Entre Macron et LR, le divorce : le gouvernement peut-il tomber à cause du déficit public ?

Entre Macron et LR, le divorce : le gouvernement peut-il tomber à cause du déficit public ?

Un parti faible est-il dangereux ? Un visiteur régulier d’Emmanuel Macron le pense. Ce conseiller de l’ombre s’est récemment inquiété devant le chef de l’Etat des intentions de vote modestes des Républicains aux élections européennes. Le parti oscille entre 7 % et 8 % des voix et n’est pas assuré de dépasser la barre fatidique des 5 %, seuil en dessous duquel une liste envoie des élus à Bruxelles. “Si je suis député LR, je fais dérailler le train et censure le gouvernement avant le vote, a-t-il glissé au président de la République. Il ne faut pas leur donner de prétexte de le faire.”

Ce prétexte est là. A 5,5 % du PIB, le dérapage du déficit public en 2023 place le gouvernement dans un corner. Le voilà accusé d’insincérité budgétaire et de maquillage des comptes. La droite dénonce le “déclassement” d’un pays menacé d’un scénario grec et devrait lancer une commission d’enquête sur l’état de nos finances publiques. Le patron des députés LR Olivier Marleix a boycotté à Bercy une “réunion de travail” rassemblant les présidents de groupe des deux chambres et les parlementaires spécialistes des questions budgétaires. La stratégie est transparente : dénoncer l’incurie du gouvernement et “le laisser se débrouiller”, résume un cadre LR. Pas question d’être comptable des économies d’urgences décidées au sommet de l’Etat.

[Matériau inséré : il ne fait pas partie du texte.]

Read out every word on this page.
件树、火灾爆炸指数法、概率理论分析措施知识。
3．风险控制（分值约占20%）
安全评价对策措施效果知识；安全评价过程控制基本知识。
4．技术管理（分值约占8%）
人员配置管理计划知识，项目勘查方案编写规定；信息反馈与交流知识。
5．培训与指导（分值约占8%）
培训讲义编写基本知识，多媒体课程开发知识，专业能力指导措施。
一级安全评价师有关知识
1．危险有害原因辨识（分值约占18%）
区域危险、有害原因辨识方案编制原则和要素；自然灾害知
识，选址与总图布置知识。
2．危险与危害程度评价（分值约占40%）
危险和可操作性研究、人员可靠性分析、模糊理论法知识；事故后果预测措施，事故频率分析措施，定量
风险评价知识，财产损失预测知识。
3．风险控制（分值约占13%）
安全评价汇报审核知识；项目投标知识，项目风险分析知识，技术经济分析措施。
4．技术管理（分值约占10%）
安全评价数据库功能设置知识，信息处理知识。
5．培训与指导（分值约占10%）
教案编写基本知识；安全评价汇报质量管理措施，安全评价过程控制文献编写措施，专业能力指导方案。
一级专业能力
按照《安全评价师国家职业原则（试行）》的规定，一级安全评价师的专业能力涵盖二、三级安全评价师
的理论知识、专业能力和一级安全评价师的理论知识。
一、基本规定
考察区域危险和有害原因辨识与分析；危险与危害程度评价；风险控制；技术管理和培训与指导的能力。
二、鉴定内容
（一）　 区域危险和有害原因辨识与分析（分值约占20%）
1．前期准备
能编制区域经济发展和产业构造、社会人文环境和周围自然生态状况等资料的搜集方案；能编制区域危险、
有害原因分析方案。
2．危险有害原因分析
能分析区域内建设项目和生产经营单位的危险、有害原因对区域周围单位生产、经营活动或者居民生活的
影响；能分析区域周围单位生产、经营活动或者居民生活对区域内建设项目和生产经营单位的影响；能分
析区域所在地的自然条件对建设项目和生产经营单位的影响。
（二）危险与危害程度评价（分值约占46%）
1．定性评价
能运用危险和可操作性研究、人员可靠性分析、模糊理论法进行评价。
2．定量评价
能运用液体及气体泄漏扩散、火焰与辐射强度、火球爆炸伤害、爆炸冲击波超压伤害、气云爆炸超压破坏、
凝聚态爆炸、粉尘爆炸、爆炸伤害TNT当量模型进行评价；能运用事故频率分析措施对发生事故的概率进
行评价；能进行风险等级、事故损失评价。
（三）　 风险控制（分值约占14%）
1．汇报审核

“L’hypothèse est sur la table”

Entre l’exécutif et LR, le point de non-retour est atteint. Le partenariat tumultueux né au lendemain des législatives a vécu. Trop de coups bas, comme lors de l’examen de la loi immigration. Trop de mesquineries, à l’image du débauchage de Rachida Dati. “Eric Ciotti s’est radicalisé”, note un cadre LR. Et puis, les européennes approchent. La droite y joue sa survie, elle doit se singulariser du pouvoir pour retrouver de l’oxygène politique. La crise budgétaire lui offre une fenêtre de tir. Eric Ciotti et Olivier Marleix raillent l’échec d’Emmanuel Macron – “chant du cygne du Mozart de la finance” et de son ministre de l’Economie Bruno Le Maire. Qui le leur rend bien. En réunion de groupe Renaissance, le locataire de Bercy a raillé l’absence de soutien du groupe LR à la réforme des retraites et les “127 milliards d’euros de dépenses supplémentaires” proposées par la droite dans le budget 2024. Au point qu’un pilier du gouvernement s’interroge sur l’objectif réel de ces piques répétées du patron de Bercy contre ses anciens amis LR.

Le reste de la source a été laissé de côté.